See, the smoot is a unit of measure -- five feet, seven inches -- based on the height of a certain MIT student in the 1950s.  Here's what Wikipedia has to say about it:

The smoot (play /ˈsmt/) is a nonstandard unit of length created as part of an MIT fraternity prank. It is named after Oliver R. Smoot, a fraternity pledge to Lambda Chi Alpha, who in October 1958 lay on the Harvard Bridge (between Boston and Cambridge, Massachusetts), and was used by his fraternity brothers to measure the length of the bridge."

Evidently they measured the entire length of the bridge, marking off regular smoots.  When the bridge was renovated years later, the engineers doing the work etched the smoots into the structure's surface. The bridge was determined to be 364.4 smoots long, plus one ear.  There's a picture somewhere on the 'net of that proviso.

Ol' Oliver Smoot was a cousin of a Nobel Prize winner, George Smoot, and later became a lawyer of some distinction, becoming head, naturally, of the American National Standards Institute and the International Organization for Standardization.  Well, who better?

I like the fact that I can measure my place from, say, Jim Newlin's ridge house or Barnie Day's farmhouse in smoots. For the record, it's 3.03 miles, as the crow flies, to Jim's place and 1.7 miles to Barnie's.  But in smoots, it's 2,865.3 smoots to Jim's and 1,603.39 smoots to Barnie's.   Imagine the conversation coming to an astonished standstill when you drop those little facts.  Or when you convert those measurements to dog smoots.

Wellsir, it gets better.  Wikipedia has as much fun as Google does when it comes to measurements. Turns out, at least according to Wikipedia, that there are other, um, humorous standards of measurement. There's the scientific term "barn," as in:

A barn is a serious unit of area used by nuclear physicists to quantify the scattering or absorption cross-section of very small particles, such as atomic nuclei.[9] It is one of the very few units which are accepted to be used with SI units, and one of the most recent units to have been established (cf. the knot and the bar, other non-SI units acceptable in limited circumstances).[10] One barn is equal to 1.0×10−28 m2. The name derives from the folk expression "Couldn't hit the broad side of a barn", used by particle accelerator physicists to refer to the difficulty of achieving a collision between particles.

I didn't understand that, either.  But there's a rictus scale, a takeoff on the Richter Scale, to measure reader reaction in gapes, gasps, yawns or other mouth-dropping reactions to news stories about earthquakes.

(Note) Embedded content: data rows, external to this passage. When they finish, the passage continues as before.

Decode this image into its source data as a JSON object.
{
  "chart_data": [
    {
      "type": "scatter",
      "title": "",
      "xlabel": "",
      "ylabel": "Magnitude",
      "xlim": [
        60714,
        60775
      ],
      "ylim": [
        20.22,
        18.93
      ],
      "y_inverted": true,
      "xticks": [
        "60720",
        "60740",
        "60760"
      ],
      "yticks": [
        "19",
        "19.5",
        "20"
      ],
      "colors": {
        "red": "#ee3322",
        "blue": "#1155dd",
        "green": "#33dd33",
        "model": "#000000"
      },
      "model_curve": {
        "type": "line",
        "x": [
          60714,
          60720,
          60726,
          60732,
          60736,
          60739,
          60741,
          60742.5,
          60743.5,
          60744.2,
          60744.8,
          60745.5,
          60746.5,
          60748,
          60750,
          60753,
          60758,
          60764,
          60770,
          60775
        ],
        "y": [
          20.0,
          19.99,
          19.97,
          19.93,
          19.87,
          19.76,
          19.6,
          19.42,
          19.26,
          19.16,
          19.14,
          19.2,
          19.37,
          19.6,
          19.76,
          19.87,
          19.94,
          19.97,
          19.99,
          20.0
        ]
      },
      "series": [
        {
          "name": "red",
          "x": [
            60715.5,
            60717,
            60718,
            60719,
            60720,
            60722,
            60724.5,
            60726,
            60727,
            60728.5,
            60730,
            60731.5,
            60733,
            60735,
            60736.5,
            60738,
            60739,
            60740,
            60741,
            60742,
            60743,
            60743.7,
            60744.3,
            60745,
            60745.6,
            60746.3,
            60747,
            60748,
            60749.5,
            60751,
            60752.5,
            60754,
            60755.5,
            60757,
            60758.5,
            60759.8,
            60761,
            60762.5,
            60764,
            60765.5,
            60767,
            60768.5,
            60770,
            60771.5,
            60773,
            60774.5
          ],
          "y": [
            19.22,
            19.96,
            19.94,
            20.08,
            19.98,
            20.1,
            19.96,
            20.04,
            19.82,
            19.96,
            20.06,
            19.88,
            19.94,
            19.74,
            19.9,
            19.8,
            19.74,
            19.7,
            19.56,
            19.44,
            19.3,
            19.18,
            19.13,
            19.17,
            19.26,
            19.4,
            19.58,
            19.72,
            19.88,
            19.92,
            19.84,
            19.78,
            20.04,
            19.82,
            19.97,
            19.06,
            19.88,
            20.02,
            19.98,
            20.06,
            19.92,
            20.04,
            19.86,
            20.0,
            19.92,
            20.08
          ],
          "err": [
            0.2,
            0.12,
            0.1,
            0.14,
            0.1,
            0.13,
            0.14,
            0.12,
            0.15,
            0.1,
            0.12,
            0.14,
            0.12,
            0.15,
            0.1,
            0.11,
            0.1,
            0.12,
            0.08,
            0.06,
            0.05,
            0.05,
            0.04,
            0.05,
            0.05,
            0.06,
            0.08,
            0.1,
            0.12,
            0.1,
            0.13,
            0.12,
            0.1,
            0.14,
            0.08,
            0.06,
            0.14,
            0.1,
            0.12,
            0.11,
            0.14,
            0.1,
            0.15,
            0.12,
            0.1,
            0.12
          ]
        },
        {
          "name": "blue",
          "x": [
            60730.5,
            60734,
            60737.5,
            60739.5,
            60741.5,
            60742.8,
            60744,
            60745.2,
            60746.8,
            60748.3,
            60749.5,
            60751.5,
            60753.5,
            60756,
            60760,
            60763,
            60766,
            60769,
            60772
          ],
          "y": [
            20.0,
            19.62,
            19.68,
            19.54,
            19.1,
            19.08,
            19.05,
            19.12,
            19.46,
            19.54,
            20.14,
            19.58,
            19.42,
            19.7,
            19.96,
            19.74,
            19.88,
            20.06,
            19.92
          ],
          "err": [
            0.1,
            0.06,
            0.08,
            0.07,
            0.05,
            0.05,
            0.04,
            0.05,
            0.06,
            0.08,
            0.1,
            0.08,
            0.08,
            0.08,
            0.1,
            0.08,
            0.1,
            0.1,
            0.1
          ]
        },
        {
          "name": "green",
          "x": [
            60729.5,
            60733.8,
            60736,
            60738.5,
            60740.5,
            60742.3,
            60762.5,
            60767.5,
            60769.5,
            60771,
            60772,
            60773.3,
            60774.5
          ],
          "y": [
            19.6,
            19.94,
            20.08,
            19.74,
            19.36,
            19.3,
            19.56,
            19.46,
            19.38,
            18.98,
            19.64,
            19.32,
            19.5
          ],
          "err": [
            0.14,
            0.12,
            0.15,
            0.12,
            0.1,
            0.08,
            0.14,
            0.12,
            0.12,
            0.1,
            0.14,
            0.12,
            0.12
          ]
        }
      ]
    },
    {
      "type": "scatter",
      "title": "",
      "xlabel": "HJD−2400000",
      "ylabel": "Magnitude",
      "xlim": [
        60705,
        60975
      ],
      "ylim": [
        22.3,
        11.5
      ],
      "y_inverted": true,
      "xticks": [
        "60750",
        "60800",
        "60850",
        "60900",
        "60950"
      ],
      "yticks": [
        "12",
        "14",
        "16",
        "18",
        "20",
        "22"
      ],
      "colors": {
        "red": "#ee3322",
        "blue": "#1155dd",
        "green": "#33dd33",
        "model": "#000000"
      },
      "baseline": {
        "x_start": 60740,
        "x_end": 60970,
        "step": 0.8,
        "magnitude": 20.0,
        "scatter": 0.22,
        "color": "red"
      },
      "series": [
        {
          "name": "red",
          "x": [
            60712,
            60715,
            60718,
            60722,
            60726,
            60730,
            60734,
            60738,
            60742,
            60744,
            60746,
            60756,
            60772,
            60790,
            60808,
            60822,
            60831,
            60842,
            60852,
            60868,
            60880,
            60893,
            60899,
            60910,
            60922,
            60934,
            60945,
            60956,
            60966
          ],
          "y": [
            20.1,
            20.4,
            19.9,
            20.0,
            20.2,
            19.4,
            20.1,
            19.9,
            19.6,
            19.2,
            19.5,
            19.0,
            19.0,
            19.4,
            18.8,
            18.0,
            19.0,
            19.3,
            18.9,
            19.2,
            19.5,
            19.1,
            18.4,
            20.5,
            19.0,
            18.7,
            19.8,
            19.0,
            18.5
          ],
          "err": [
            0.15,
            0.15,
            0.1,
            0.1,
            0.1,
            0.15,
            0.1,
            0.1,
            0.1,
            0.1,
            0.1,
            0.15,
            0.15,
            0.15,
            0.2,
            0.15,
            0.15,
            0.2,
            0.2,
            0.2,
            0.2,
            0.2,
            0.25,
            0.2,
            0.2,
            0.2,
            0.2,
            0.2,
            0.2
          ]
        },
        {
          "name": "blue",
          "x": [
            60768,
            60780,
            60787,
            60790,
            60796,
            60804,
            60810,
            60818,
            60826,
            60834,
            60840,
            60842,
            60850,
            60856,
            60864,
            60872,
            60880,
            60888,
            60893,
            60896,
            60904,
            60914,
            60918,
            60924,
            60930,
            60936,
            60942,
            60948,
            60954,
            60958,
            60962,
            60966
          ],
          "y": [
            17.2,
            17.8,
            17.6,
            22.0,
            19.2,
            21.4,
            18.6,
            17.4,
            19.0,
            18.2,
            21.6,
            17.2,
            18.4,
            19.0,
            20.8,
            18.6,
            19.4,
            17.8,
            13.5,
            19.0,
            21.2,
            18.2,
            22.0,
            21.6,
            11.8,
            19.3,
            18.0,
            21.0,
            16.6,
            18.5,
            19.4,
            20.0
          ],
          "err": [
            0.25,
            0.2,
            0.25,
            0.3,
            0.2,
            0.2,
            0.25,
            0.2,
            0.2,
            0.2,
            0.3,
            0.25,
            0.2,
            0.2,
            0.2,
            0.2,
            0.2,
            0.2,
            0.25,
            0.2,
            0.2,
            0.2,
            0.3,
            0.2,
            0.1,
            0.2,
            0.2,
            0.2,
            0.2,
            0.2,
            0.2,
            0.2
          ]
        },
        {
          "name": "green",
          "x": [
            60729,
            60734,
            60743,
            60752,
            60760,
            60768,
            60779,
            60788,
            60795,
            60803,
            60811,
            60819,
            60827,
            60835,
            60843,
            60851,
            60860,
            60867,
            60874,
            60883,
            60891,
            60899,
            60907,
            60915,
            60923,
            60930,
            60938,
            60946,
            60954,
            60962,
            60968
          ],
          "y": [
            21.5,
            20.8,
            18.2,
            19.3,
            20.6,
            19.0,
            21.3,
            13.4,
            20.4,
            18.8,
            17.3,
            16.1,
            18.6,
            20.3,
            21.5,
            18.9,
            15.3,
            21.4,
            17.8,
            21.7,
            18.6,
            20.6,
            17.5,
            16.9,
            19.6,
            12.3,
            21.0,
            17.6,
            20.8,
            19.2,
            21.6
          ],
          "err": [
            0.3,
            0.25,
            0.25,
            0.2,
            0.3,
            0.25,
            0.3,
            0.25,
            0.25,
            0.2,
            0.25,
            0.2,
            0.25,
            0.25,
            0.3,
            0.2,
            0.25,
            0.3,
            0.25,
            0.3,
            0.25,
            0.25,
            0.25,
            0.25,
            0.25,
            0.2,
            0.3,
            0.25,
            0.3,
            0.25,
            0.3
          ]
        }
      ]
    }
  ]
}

There's the Helen scale, to measure beauty, after Helen of Troy, who was so beautiful that she had "the face that launched a thousand ships," so that "1 millihelen is the amount of beauty needed to launch a single ship."

And there are canards, "a unit of quackery created ... in the need for a fractional fruitloopery index... to replace the old Crackpot Index....Quack words include 'energy', 'holistic', 'vibrations', 'magnetic healing', 'quantum'. These words are usually borrowed from physics and used to promote dubious health claims."

The list goes on.  It may indicate that a great number of people have nothing better to do than to think up these things. Or to write blogposts about them. And you'd be right.
See http://en.wikipedia.org/wiki/List_of_humorous_units_of_measurement#Barn.2C_shed.2C_outhouse 
I understand the forces that sometimes move men to name units of length. Bob Auman, then the farm editor of the Greensboro Daily News, used to produce long takes of copy by pasting together the newsprint sheets we typed stories on about 45 years ago in the Gate City of the South.  His standard unit for a column was about seven sheets pasted together end to end -- thus, an auman.  
Or the way they'd figure it up at MIT, approximately 1 smoot.